On this day

I looked back to see what posts I had written on this date in years past. January 14 doesn’t have any particular significance for me, so these post are a representative cross section of the blog.

Some years I didn’t write anything on January 14, and some years I wrote posts that are not worth revisiting. Here are some posts that have held up well.

On this day in 2008 I wrote about four tips for learning regular expressions. I keep writing about regular expressions occasionally. Readers find them interesting, in part because they’re useful, but perhaps also because they’re fairly simple but not trivial. There are little complications and subtleties in how they’re used.

On this day in 2009 I wrote about how to display figures side by side in LaTeX. I often get one of two responses when I write about LaTeX. The first is “Thanks. That’s what I needed. Now I can get on with my work.” The other is “That’s not the latest way to do things!” I have updated my LaTeX habits over the years, but I’m not ashamed to use older syntax if it produces the same array of pixels in the end.

On this day in 2011 I commented on conversations that can be summarized as “Your job is trivial. (But I couldn’t do it.)” The explicit message is “I could do this myself” while the implicit message is “There’s no way I could do this myself, and so I desperately need you to do it for me.”

(You’ll find several older posts on the frustrations of working inside a large bureaucratic institution. These posts stopped suddenly around the beginning of 2013 for some reason.)

On this day in 2013 I riffed on a line from Dune about adaptive decision making. The next day I announced here that I was leaving my job to start my consultancy.

On this day in 2015 I elaborated on a someone’s remark that “the result of striving for ultimate simplicity is intolerable complexity.” I’ve seen that over and over, especially in software projects. A moderate desire for simplicity makes things simpler. But when people obsess on a particular notion of simplicity, they can make things horribly complex. These are often very smart people; they make things difficult in a way that less intelligent people couldn’t pull off.
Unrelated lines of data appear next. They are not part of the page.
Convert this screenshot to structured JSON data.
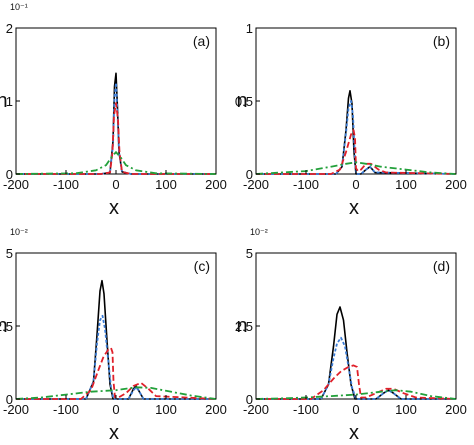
{
  "chart_data": [
    {
      "type": "line",
      "panel_label": "(a)",
      "multiplier": "10⁻¹",
      "xlabel": "x",
      "ylabel": "n",
      "xlim": [
        -200,
        200
      ],
      "ylim": [
        0,
        2
      ],
      "xticks": [
        -200,
        -100,
        0,
        100,
        200
      ],
      "yticks": [
        {
          "v": 0,
          "t": "0"
        },
        {
          "v": 1,
          "t": "1"
        },
        {
          "v": 2,
          "t": "2"
        }
      ],
      "series": [
        {
          "color": "#000000",
          "dash": "",
          "values_x": [
            -200,
            -30,
            -12,
            -6,
            -3,
            0,
            3,
            6,
            12,
            30,
            200
          ],
          "values_y": [
            0,
            0,
            0.02,
            0.45,
            1.2,
            1.38,
            0.9,
            0.3,
            0.03,
            0,
            0
          ]
        },
        {
          "color": "#3a7bd5",
          "dash": "3,2",
          "values_x": [
            -200,
            -30,
            -12,
            -6,
            -3,
            0,
            3,
            6,
            12,
            30,
            200
          ],
          "values_y": [
            0,
            0,
            0.02,
            0.4,
            1.05,
            1.25,
            0.85,
            0.3,
            0.03,
            0,
            0
          ]
        },
        {
          "color": "#e0202a",
          "dash": "6,3",
          "values_x": [
            -200,
            -30,
            -12,
            -7,
            -4,
            0,
            4,
            7,
            12,
            30,
            200
          ],
          "values_y": [
            0,
            0,
            0.02,
            0.3,
            0.8,
            0.97,
            0.75,
            0.3,
            0.03,
            0,
            0
          ]
        },
        {
          "color": "#22a03a",
          "dash": "7,3,2,3",
          "values_x": [
            -200,
            -80,
            -40,
            -20,
            -10,
            0,
            10,
            20,
            40,
            80,
            200
          ],
          "values_y": [
            0,
            0.01,
            0.05,
            0.12,
            0.22,
            0.3,
            0.22,
            0.12,
            0.05,
            0.01,
            0
          ]
        }
      ]
    },
    {
      "type": "line",
      "panel_label": "(b)",
      "multiplier": "",
      "xlabel": "x",
      "ylabel": "n",
      "xlim": [
        -200,
        200
      ],
      "ylim": [
        0,
        1
      ],
      "xticks": [
        -200,
        -100,
        0,
        100,
        200
      ],
      "yticks": [
        {
          "v": 0,
          "t": "0"
        },
        {
          "v": 0.5,
          "t": "0.5"
        },
        {
          "v": 1,
          "t": "1"
        }
      ],
      "series": [
        {
          "color": "#000000",
          "dash": "",
          "values_x": [
            -200,
            -40,
            -28,
            -20,
            -15,
            -12,
            -8,
            -4,
            0,
            10,
            20,
            28,
            38,
            200
          ],
          "values_y": [
            0,
            0,
            0.05,
            0.3,
            0.52,
            0.57,
            0.48,
            0.15,
            0,
            0,
            0.03,
            0.05,
            0.01,
            0
          ]
        },
        {
          "color": "#3a7bd5",
          "dash": "3,2",
          "values_x": [
            -200,
            -40,
            -28,
            -20,
            -15,
            -10,
            -6,
            -2,
            0,
            10,
            20,
            28,
            38,
            200
          ],
          "values_y": [
            0,
            0,
            0.05,
            0.28,
            0.45,
            0.5,
            0.4,
            0.1,
            0,
            0,
            0.03,
            0.05,
            0.01,
            0
          ]
        },
        {
          "color": "#e0202a",
          "dash": "6,3",
          "values_x": [
            -200,
            -50,
            -32,
            -20,
            -10,
            -5,
            -2,
            0,
            4,
            10,
            20,
            30,
            45,
            60,
            200
          ],
          "values_y": [
            0,
            0,
            0.03,
            0.15,
            0.27,
            0.3,
            0.25,
            0.04,
            0.02,
            0.03,
            0.07,
            0.07,
            0.03,
            0.01,
            0
          ]
        },
        {
          "color": "#22a03a",
          "dash": "7,3,2,3",
          "values_x": [
            -200,
            -150,
            -100,
            -50,
            -20,
            0,
            20,
            50,
            100,
            150,
            200
          ],
          "values_y": [
            0,
            0.01,
            0.02,
            0.05,
            0.07,
            0.08,
            0.07,
            0.05,
            0.03,
            0.01,
            0
          ]
        }
      ]
    },
    {
      "type": "line",
      "panel_label": "(c)",
      "multiplier": "10⁻²",
      "xlabel": "x",
      "ylabel": "n",
      "xlim": [
        -200,
        200
      ],
      "ylim": [
        0,
        5
      ],
      "xticks": [
        -200,
        -100,
        0,
        100,
        200
      ],
      "yticks": [
        {
          "v": 0,
          "t": "0"
        },
        {
          "v": 2.5,
          "t": "2.5"
        },
        {
          "v": 5,
          "t": "5"
        }
      ],
      "series": [
        {
          "color": "#000000",
          "dash": "",
          "values_x": [
            -200,
            -60,
            -45,
            -38,
            -32,
            -28,
            -24,
            -18,
            -12,
            -6,
            0,
            25,
            35,
            40,
            45,
            55,
            200
          ],
          "values_y": [
            0,
            0,
            0.6,
            2.2,
            3.7,
            4.05,
            3.6,
            2.0,
            0.5,
            0,
            0,
            0,
            0.35,
            0.45,
            0.3,
            0,
            0
          ]
        },
        {
          "color": "#3a7bd5",
          "dash": "3,2",
          "values_x": [
            -200,
            -60,
            -45,
            -38,
            -32,
            -27,
            -22,
            -16,
            -10,
            -5,
            0,
            25,
            35,
            40,
            45,
            55,
            200
          ],
          "values_y": [
            0,
            0,
            0.6,
            1.9,
            2.7,
            2.85,
            2.4,
            1.4,
            0.4,
            0,
            0,
            0,
            0.3,
            0.4,
            0.3,
            0,
            0
          ]
        },
        {
          "color": "#e0202a",
          "dash": "6,3",
          "values_x": [
            -200,
            -70,
            -50,
            -35,
            -25,
            -15,
            -10,
            -7,
            -5,
            -2,
            5,
            20,
            35,
            50,
            65,
            80,
            200
          ],
          "values_y": [
            0,
            0,
            0.3,
            1.0,
            1.45,
            1.7,
            1.75,
            1.6,
            0.6,
            0.05,
            0.05,
            0.2,
            0.45,
            0.55,
            0.35,
            0.1,
            0
          ]
        },
        {
          "color": "#22a03a",
          "dash": "7,3,2,3",
          "values_x": [
            -200,
            -150,
            -100,
            -50,
            0,
            40,
            70,
            100,
            150,
            200
          ],
          "values_y": [
            0,
            0.05,
            0.15,
            0.25,
            0.3,
            0.4,
            0.38,
            0.28,
            0.12,
            0
          ]
        }
      ]
    },
    {
      "type": "line",
      "panel_label": "(d)",
      "multiplier": "10⁻²",
      "xlabel": "x",
      "ylabel": "n",
      "xlim": [
        -200,
        200
      ],
      "ylim": [
        0,
        5
      ],
      "xticks": [
        -200,
        -100,
        0,
        100,
        200
      ],
      "xtick_labels": [
        "-200",
        "-100",
        "0",
        "100",
        "200"
      ],
      "yticks": [
        {
          "v": 0,
          "t": "0"
        },
        {
          "v": 2.5,
          "t": "2.5"
        },
        {
          "v": 5,
          "t": "5"
        }
      ],
      "series": [
        {
          "color": "#000000",
          "dash": "",
          "values_x": [
            -200,
            -70,
            -55,
            -45,
            -38,
            -32,
            -25,
            -18,
            -10,
            -2,
            5,
            40,
            55,
            65,
            75,
            90,
            200
          ],
          "values_y": [
            0,
            0,
            0.5,
            1.8,
            2.9,
            3.15,
            2.7,
            1.6,
            0.5,
            0,
            0,
            0,
            0.2,
            0.3,
            0.2,
            0,
            0
          ]
        },
        {
          "color": "#3a7bd5",
          "dash": "3,2",
          "values_x": [
            -200,
            -70,
            -55,
            -45,
            -38,
            -30,
            -22,
            -15,
            -8,
            0,
            5,
            40,
            55,
            65,
            75,
            90,
            200
          ],
          "values_y": [
            0,
            0,
            0.5,
            1.4,
            1.9,
            2.1,
            1.8,
            1.1,
            0.4,
            0,
            0,
            0,
            0.2,
            0.3,
            0.2,
            0,
            0
          ]
        },
        {
          "color": "#e0202a",
          "dash": "6,3",
          "values_x": [
            -200,
            -90,
            -65,
            -45,
            -30,
            -15,
            -5,
            2,
            6,
            10,
            20,
            40,
            60,
            75,
            95,
            120,
            200
          ],
          "values_y": [
            0,
            0,
            0.3,
            0.7,
            0.95,
            1.1,
            1.15,
            1.1,
            0.5,
            0.05,
            0.05,
            0.2,
            0.35,
            0.35,
            0.2,
            0.05,
            0
          ]
        },
        {
          "color": "#22a03a",
          "dash": "7,3,2,3",
          "values_x": [
            -200,
            -150,
            -100,
            -50,
            0,
            50,
            80,
            110,
            150,
            200
          ],
          "values_y": [
            0,
            0.02,
            0.05,
            0.1,
            0.15,
            0.25,
            0.3,
            0.25,
            0.1,
            0
          ]
        }
      ]
    }
  ]
}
On this day last year I wrote about algorithms for multiplying very large numbers. This is a practical question in cryptography, for example, but there have been recent theoretical developments which are interesting but as yet impractical.
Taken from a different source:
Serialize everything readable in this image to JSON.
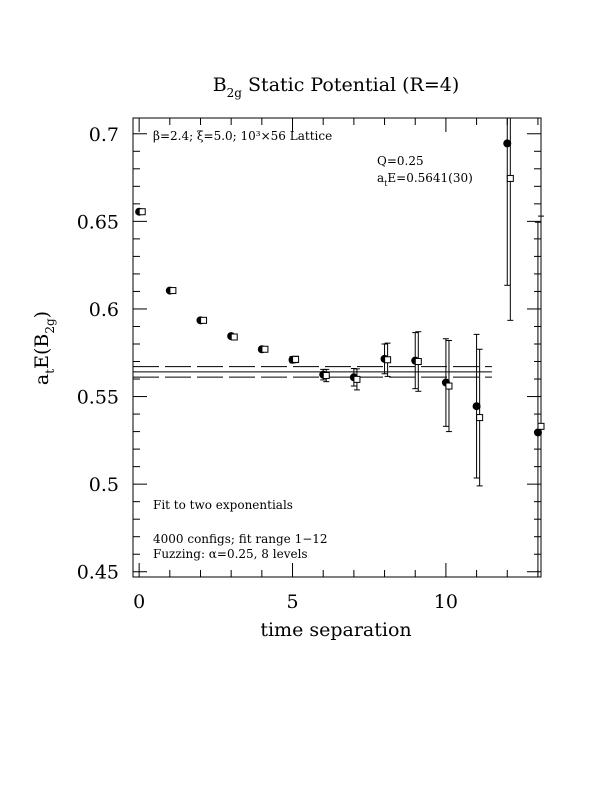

I wonder what I might be writing about this time next year, assuming I’m still around and still blogging. Probably something about applied math; I write about math more often than the sampling above would imply. Maybe I’ll write something about computing or privacy, topics I’ve written about more often recently.

Thanks for reading.

2 thoughts on “On this day

  1. David J. Littleboy

    Hey!

    Thanks for writing. Really. Your repeated use of Python got me off my duff (well, back onto my duff, but…) and started on my programming project*. And the math stuff is interesting. Anyway, thanks.

    *: Trivial and boring stuff, really. Counting kanji and word usage in prewar literature, maybe automating some flash card production. But the lack of the ability to deal easily with Unicode in C++ had me stopped dead. It’s freaky writing in a language in which X = A + B takes thousands and thousands of machine cycles**, though…
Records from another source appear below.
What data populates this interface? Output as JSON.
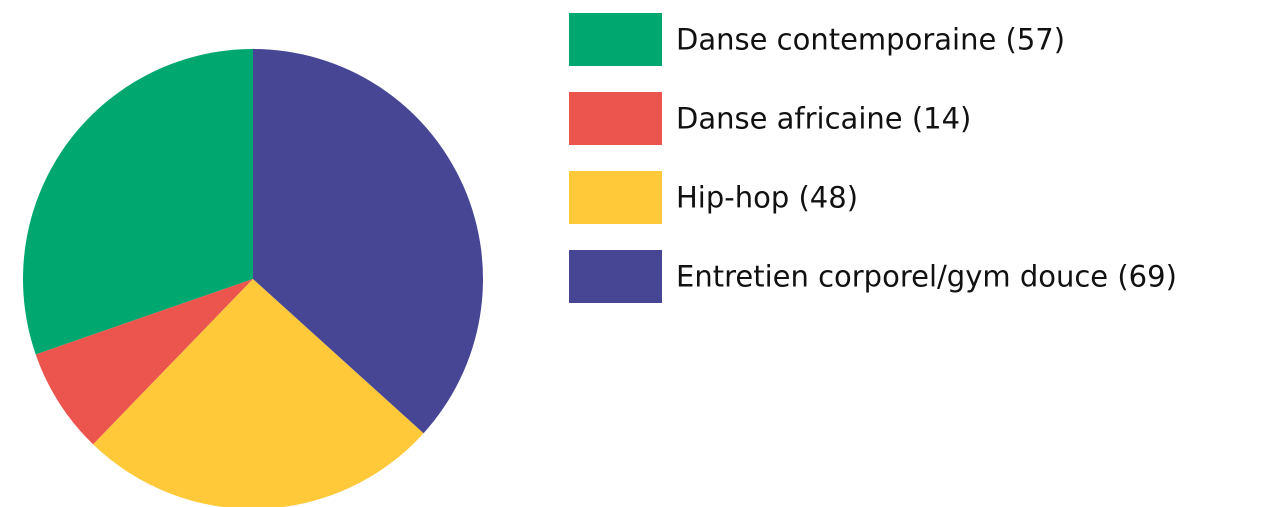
{
  "chart_data": {
    "type": "pie",
    "title": "",
    "start": "12 o'clock",
    "direction": "counterclockwise",
    "legend_position": "right",
    "categories": [
      "Danse contemporaine",
      "Danse africaine",
      "Hip-hop",
      "Entretien corporel/gym douce"
    ],
    "values": [
      57,
      14,
      48,
      69
    ],
    "legend_labels": [
      "Danse contemporaine (57)",
      "Danse africaine (14)",
      "Hip-hop (48)",
      "Entretien corporel/gym douce (69)"
    ],
    "colors": [
      "#00a870",
      "#eb554d",
      "#ffc93a",
      "#464694"
    ]
  }
}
    ** I spent 20 years in comp. sci., during which clocks speeds went from .3 MHz or so (PDP-6***) to 3 MHz (i386). So I’m overly sensitive to inefficiencies.

    ***:
    PUSHJ, PUSHJ, POPJ P
    JRST . + 1203

    David in Tokyo, where even the footnotes have footnotes…

  2. With regard to multiplying large numbers, is this a task that effective quantum computing would have a major impact on?